イデオロギーは悪なのか〈4〉

 人が社会集団に属することにおいては、実にさまざまなことが、そしてそのさまざまなことの一つ一つが、その集団において、それに属する人たちの間で共通していることとして考えられ、またそのように共通したものとして、それぞれの人たちにおいて実際に実行されることになる。
 その集団の中で、その集団に属する人たちが、その共通性について思い浮かべるとき、それぞれの人が、それぞれにおいて共通したものとしての「それ」を思い浮かべることができ、またその集団に属する人たちのそれぞれの人がそれぞれに、「それ」をその集団に共通したものとしての「それ」であるということにもとづいて、その集団に属するその人自らが実際に、そして現実に実行することができる。

 ところで人や社会集団において共通した考えや行動が体系化されているというのは、その集団における「ある考え」や「ある行動」を見出せば、その集団の共通した考えや共通した行動をもまた見出すことができる、という意味でもある。
 つまり、ある集団に属していると見られるある人のある行動を見れば、それで「その人たち」の共通した考えを見出すことができるというようにも考えられ、またある人のある行動を見れば、もしその人が「それとは別の」行動をするときでも、そこでその人がどのような行動をするのかが、前もってわかるはずだというように考えることもできる。
 要するに、そういった共通した考えや行動によって、実際の考えや行動を先取りして見出すことができる、ということになる。まだ実際には考えられてもいないし行動されてもいないようなことも、「その人たちなら、きっとそうするだろう」と前もって予測することができるようになる。
 さらにその人や社会集団において共通した考えや行動が、それに属する人たちを支配しているというのは、「その集団に属している限り」はその集団に共通した考えや行動をとることは当然のことだと見なされるからであり、逆にその集団に属しているのにも関わらず、その集団に共通した考えや行動をとらない、あるいはその集団に共通した考えや行動に「反する」考えや行動をとるのであれば、彼がその集団に属していること自体に疑義が生じることになり、ゆえに彼がその集団から排除されることも当然のことだと見なされるからだと言える。

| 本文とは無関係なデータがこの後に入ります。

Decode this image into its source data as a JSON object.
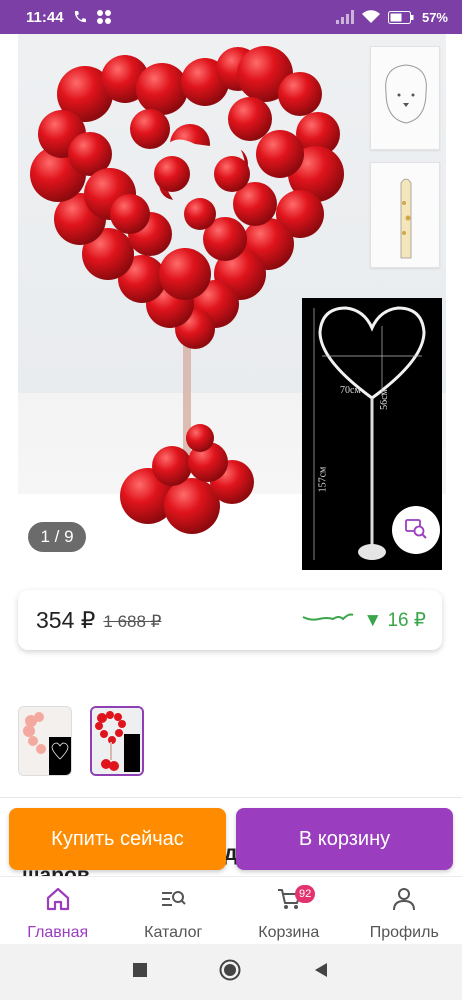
{
  "status_bar": {
    "time": "11:44",
    "battery": "57%"
  },
  "gallery": {
    "counter": "1 / 9",
    "dimensions": {
      "width": "70см",
      "height_heart": "56см",
      "height_total": "157см"
    }
  },
  "price": {
    "current": "354 ₽",
    "old": "1 688 ₽",
    "drop": "▼ 16 ₽",
    "colors": {
      "drop": "#3aa64a",
      "trend_line": "#3aa64a"
    }
  },
  "behind_text": {
    "line1": "д",
    "line2": "шаров"
  },
  "actions": {
    "buy_now": "Купить сейчас",
    "add_to_cart": "В корзину",
    "colors": {
      "buy_now": "#ff8c00",
      "add_to_cart": "#9b3dbf"
    }
  },
  "tabbar": {
    "items": [
      {
        "label": "Главная",
        "icon": "home-icon",
        "active": true
      },
      {
        "label": "Каталог",
        "icon": "catalog-search-icon",
        "active": false
      },
      {
        "label": "Корзина",
        "icon": "cart-icon",
        "active": false,
        "badge": "92"
      },
      {
        "label": "Профиль",
        "icon": "profile-icon",
        "active": false
      }
    ],
    "accent": "#9b3dbf"
  },
  "system_nav": {
    "icons": [
      "recent-apps-icon",
      "home-circle-icon",
      "back-icon"
    ]
  }
}
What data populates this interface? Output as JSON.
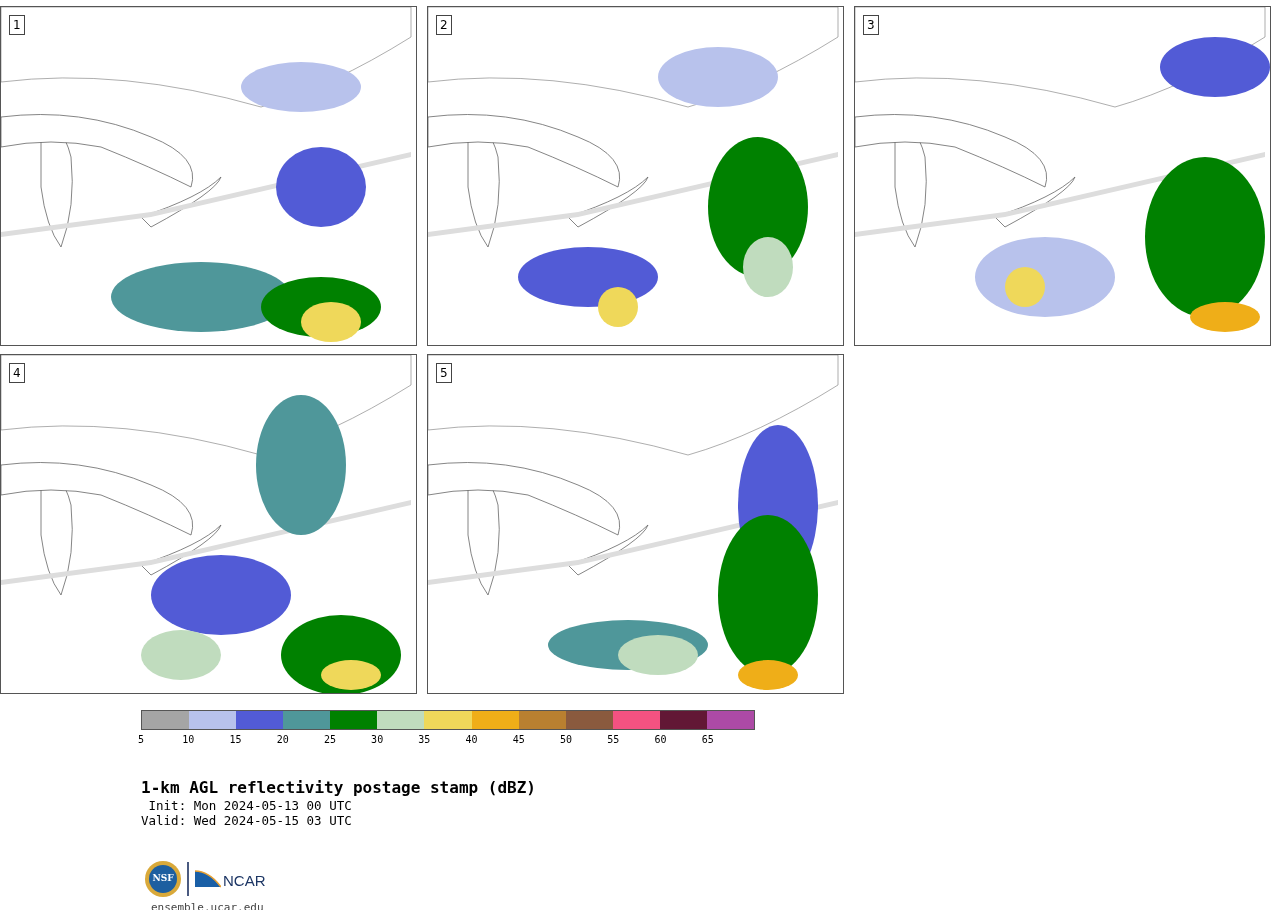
{
  "panels": [
    {
      "label": "1"
    },
    {
      "label": "2"
    },
    {
      "label": "3"
    },
    {
      "label": "4"
    },
    {
      "label": "5"
    }
  ],
  "colorbar": {
    "segments": [
      {
        "label": "5",
        "color": "#a5a5a5"
      },
      {
        "label": "10",
        "color": "#b8c2ec"
      },
      {
        "label": "15",
        "color": "#525bd6"
      },
      {
        "label": "20",
        "color": "#4f979a"
      },
      {
        "label": "25",
        "color": "#008100"
      },
      {
        "label": "30",
        "color": "#c0dcbe"
      },
      {
        "label": "35",
        "color": "#efd85a"
      },
      {
        "label": "40",
        "color": "#efae18"
      },
      {
        "label": "45",
        "color": "#b98030"
      },
      {
        "label": "50",
        "color": "#8a5a3e"
      },
      {
        "label": "55",
        "color": "#f45281"
      },
      {
        "label": "60",
        "color": "#621735"
      },
      {
        "label": "65",
        "color": "#ad4aa6"
      }
    ]
  },
  "title": "1-km AGL reflectivity postage stamp (dBZ)",
  "init": " Init: Mon 2024-05-13 00 UTC",
  "valid": "Valid: Wed 2024-05-15 03 UTC",
  "logo": {
    "nsf": "NSF",
    "ncar": "NCAR"
  },
  "url": "ensemble.ucar.edu"
}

 イデオロギーは、人や社会集団の共通した考えや行動に先行している。つまりイデオロギーは人や社会集団が関係し、かつ彼ら自身が形成しているさまざまな現実に先行している。そして彼らがそれにもとづいてそれらを形成することを支えている。人や社会集団は、彼らが関係しかつ形成する、それらの現実に先行しているイデオロギーを通じて、それらとの関係や、その形成の過程を、それに先行して知ることができるところとなる。
 一方、イデオロギーにもとづいて共通に考え行動する人や社会集団は、他の人や社会集団もまた、イデオロギーにもとづいた共通性を持っていると考え、その考えを前提にして、その「他の人や社会集団」と関係する。その、人や社会集団において見出される考えや行動は、その人や社会集団の共通した考えや行動を表象する考えや行動として見出されている。
 また、その人や社会集団においてすでに見出されているものとは違う、その他の考えや、その他の行動が、実際にはまだ見出されてはいないのだとしても、それはすでに見出されている考えや行動に関連づけられ、それが実際に見出されるより前に、それに先行して見出されるものとなる。
 イデオロギーはむしろそのように、他の人や社会集団の共通した考えや行動を、その人や社会集団と関係するより前にすでに、それに先取りして見出すことに役立つ。その人や社会集団と実際に関係するとき、その実際に関係するときよりも前にすでに、その人や社会集団の考えや行動に、自分自身の考えや行動を関連づけ、その関係を自分自身において理由づけ意味づけることに、イデオロギーは役立つ。

 そのようにして人は、イデオロギーの重層的な構造の中で主体化され、なおかつその重層性の綜合として、個人として主体化される。
 そのように主体化された現実の個人は実は、社会の支配的なイデオロギーの想定する主体化された個人の「表象」とは一致しないこともある。なぜなら、支配的なイデオロギーは、たとえ支配的であるからといっても結局は部分的であり、重層の一層であるのにすぎないからだ。しかし、支配的なイデオロギーはまさにその支配性において、個人の表象を支配的に主体化し、自身の規定する以外の主体化された個人の表象を抑圧するのである。そしてもし、その支配的なイデオロギーの規定する以外の部分、それに重ならない部分において自己を主体化している個人がいるならば、それに対しては抑圧するのにとどまらず、その個人そのものまでを排除しようとするのである。